Do you find yourself arguing frequently with your partner? This may happen for several reasons. If one person is criticizing the other, undoubtedly an argument will ensue. The solution here, obviously, is to stop criticizing. No one likes to be criticized.

Telling someone that what they are doing or thinking is wrong will only trigger defensiveness. Instead of telling the other what he/she is doing wrong, simply ask for the behavior you would like. Offering to modify one of your behaviors in return creates a win-win situation.

Sometimes the arguments are a result of differing opinions. You have probably noticed that when two people are reiterating their respective positions, they may become louder or more forceful, but that rarely shifts the perspective of the other. The result is either a blow-up, with an aftermath that lasts for days, or one party gives in to keep the peace, but may feel unheard or resentful.
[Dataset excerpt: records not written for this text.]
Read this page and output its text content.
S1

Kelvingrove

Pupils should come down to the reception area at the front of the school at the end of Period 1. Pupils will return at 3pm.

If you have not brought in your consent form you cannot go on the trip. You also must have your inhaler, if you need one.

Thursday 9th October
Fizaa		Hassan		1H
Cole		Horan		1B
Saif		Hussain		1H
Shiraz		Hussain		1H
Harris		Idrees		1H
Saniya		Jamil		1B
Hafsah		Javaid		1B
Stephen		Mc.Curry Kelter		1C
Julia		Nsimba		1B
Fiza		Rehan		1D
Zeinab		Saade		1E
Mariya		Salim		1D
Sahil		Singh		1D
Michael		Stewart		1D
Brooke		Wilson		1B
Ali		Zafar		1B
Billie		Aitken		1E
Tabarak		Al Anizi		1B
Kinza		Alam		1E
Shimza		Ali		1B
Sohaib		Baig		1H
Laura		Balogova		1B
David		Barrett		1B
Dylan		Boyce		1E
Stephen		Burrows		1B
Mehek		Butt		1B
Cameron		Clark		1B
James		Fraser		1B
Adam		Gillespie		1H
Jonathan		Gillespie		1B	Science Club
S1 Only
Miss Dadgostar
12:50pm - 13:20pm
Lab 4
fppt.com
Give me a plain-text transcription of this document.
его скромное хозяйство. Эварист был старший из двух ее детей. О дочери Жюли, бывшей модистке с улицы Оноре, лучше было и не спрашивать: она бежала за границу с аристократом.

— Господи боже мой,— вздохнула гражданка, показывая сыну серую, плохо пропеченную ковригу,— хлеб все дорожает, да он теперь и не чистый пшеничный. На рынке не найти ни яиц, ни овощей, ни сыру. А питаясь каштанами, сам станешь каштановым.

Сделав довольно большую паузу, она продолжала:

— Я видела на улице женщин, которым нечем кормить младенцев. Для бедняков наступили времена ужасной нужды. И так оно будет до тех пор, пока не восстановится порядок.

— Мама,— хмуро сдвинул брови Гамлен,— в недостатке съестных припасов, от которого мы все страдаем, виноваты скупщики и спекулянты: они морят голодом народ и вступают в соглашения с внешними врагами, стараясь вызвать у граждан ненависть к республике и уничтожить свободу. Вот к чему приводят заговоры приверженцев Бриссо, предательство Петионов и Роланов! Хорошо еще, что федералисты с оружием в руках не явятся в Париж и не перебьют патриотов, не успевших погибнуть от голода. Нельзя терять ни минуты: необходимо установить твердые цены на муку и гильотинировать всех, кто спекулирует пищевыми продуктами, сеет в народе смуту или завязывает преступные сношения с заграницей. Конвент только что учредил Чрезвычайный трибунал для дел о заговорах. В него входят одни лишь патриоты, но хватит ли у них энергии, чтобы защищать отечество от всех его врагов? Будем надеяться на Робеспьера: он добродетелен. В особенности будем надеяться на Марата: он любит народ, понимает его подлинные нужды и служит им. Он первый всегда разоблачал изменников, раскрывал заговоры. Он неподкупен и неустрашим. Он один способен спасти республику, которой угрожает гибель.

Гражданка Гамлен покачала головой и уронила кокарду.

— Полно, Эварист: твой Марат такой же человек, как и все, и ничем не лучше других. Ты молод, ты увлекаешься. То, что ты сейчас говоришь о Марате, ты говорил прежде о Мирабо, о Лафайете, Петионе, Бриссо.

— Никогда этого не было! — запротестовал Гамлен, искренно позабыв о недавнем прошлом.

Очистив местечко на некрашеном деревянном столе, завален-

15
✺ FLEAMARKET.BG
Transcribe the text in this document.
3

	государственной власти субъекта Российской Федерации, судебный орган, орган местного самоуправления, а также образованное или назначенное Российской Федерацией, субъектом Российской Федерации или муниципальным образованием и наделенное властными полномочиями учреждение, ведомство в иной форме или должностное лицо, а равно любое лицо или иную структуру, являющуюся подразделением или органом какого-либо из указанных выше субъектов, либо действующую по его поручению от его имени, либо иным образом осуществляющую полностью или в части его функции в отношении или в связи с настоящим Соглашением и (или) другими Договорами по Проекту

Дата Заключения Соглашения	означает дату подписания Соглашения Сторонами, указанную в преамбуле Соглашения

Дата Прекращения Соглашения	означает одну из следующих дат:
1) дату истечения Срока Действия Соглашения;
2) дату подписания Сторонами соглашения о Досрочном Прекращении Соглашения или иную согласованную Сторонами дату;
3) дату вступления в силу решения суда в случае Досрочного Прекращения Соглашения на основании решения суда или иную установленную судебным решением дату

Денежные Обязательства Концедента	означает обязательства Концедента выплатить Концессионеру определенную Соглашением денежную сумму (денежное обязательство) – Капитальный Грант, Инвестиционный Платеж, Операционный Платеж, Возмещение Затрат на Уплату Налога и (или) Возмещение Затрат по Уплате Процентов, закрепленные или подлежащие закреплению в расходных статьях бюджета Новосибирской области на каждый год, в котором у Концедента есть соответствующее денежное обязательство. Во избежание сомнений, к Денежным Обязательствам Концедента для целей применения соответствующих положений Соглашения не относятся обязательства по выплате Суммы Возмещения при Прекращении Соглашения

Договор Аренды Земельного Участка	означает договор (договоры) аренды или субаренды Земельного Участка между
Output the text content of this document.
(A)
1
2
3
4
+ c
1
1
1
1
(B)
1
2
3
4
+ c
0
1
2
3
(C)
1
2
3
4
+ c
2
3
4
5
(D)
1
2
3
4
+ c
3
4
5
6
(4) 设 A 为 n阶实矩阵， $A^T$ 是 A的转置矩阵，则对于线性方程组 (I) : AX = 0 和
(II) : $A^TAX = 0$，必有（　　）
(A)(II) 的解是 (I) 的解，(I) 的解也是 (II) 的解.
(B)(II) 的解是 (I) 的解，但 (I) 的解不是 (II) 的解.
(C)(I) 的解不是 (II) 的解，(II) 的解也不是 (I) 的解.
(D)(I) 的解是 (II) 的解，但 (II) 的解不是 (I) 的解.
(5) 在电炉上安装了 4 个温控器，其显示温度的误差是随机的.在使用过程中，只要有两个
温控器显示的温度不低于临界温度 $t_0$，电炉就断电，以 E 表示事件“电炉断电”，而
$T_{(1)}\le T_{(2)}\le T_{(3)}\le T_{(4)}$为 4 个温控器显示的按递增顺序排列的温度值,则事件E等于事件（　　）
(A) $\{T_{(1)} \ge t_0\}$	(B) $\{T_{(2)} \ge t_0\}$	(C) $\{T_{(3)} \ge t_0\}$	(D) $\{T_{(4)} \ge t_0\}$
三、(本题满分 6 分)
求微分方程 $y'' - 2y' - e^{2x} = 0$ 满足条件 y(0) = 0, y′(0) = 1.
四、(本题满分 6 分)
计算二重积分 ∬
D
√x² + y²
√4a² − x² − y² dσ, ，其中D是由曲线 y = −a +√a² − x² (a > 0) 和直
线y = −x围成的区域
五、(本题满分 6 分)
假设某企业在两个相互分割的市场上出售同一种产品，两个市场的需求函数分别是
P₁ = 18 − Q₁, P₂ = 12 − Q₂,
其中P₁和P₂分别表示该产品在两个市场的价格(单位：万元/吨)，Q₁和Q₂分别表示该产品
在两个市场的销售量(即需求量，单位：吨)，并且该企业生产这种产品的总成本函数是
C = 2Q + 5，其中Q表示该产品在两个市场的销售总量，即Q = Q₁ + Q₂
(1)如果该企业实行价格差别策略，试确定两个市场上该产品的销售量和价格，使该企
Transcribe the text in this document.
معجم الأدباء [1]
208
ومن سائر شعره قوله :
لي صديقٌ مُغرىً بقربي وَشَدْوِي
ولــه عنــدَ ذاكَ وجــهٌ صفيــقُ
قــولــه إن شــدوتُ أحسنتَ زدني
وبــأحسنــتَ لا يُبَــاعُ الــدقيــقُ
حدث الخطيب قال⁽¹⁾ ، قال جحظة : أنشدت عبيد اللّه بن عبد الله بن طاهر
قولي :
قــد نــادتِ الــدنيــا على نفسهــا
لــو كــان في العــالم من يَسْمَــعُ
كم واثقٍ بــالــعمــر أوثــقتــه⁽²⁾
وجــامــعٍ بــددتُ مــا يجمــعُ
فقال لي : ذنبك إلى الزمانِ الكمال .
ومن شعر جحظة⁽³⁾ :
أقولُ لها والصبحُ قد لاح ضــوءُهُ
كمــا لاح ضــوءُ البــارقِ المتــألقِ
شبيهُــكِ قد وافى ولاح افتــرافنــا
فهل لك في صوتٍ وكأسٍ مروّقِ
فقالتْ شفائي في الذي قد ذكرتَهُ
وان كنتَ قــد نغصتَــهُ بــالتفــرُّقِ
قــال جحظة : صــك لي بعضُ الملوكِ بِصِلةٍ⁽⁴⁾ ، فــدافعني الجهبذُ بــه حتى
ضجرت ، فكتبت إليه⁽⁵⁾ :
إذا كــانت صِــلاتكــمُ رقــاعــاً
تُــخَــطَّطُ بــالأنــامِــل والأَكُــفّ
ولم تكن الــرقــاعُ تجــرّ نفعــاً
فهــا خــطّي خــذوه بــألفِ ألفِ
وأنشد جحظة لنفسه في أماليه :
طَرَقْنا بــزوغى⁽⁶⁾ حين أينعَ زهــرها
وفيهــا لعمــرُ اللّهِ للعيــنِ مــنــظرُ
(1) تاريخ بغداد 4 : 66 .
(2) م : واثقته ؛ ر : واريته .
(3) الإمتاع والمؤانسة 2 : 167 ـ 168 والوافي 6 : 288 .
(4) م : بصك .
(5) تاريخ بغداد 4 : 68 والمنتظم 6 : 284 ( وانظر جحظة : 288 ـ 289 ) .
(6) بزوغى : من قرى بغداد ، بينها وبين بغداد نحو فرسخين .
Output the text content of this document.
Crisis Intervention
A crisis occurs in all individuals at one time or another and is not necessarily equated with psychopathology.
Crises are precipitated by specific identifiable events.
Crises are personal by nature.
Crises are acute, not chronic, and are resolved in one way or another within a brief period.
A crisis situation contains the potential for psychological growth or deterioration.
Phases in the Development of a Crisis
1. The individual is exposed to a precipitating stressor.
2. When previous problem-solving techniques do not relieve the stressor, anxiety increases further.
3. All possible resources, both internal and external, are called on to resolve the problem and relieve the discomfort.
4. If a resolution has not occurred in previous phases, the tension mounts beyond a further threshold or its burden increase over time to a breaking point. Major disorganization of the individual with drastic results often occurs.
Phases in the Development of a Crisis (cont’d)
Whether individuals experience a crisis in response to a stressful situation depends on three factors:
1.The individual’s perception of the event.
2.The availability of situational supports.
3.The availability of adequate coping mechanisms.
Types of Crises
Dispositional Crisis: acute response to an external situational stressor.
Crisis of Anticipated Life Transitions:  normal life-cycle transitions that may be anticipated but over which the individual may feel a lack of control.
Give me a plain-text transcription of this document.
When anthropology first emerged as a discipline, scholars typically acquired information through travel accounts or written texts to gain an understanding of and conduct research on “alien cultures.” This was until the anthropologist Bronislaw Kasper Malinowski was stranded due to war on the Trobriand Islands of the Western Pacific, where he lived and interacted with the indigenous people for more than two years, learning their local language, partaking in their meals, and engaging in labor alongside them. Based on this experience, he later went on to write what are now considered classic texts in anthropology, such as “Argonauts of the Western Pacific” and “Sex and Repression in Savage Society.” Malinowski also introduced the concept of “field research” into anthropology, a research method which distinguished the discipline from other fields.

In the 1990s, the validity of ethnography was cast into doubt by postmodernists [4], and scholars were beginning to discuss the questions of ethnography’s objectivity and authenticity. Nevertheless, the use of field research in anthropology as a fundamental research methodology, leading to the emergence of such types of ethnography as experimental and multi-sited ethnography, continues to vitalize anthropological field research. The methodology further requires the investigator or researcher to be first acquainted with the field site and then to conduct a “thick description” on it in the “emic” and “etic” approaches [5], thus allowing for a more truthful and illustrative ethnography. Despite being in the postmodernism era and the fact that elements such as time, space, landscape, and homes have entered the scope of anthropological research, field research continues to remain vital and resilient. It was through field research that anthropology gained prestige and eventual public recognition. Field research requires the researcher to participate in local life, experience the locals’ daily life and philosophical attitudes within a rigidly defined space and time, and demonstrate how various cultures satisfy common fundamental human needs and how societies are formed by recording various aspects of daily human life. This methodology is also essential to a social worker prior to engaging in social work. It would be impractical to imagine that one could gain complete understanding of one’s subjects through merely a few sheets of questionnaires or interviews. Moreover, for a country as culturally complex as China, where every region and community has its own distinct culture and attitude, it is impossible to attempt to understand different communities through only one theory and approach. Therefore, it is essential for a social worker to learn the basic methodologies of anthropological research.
This can become a pattern in the relationship, either with a partner, parent, teen, or someone at work. Such a pattern slowly degrades the relationship and provides no opportunity for resolution, or finding a healthier way of communicating.

There is a better way. Marshall Rosenberg is a mediator who worked globally to help countries find agreement over difficult issues. He is also the author of “Nonviolent Communication.” Rather than fighting each other, his model shows the two people (or sides) how to join together and work as a team to solve the problem. One says “black”, the other says “white.” The first step has both working to clearly understand the other’s concerns and preferences. Then each proposes “grey” solutions, until they come upon one that both can live with.

One cannot underestimate the importance of showing the other that you understand what they are saying and how they are feeling. This can be done even if you disagree. It shows respect for the other person and their point of view.

If you are one half of a couple, there will be times when you disagree. It is vital, for a healthy relationship, that you learn the process, and the art of compromise. Indeed, there may be some issues that are non-negotiable for you, for example, things involving legal or moral issues. These should be few, so for most issues, there should be room to reach some kind of agreement.

Neither party may be completely happy with the result of the compromise, but if the relationship is one in which there is respect for one another, both will see that while there may have been a “loss” in terms of one’s stance on the issue, there is a “gain” in terms of the relationship. In ten years, the issue will be o, but you will be reaping the rewards that come from putting the relationship first.

Sadly, in our world there are not enough examples of conflicts being approached in this way. Evolving beyond polarity has to start somewhere, so in our homes is as good a place as any.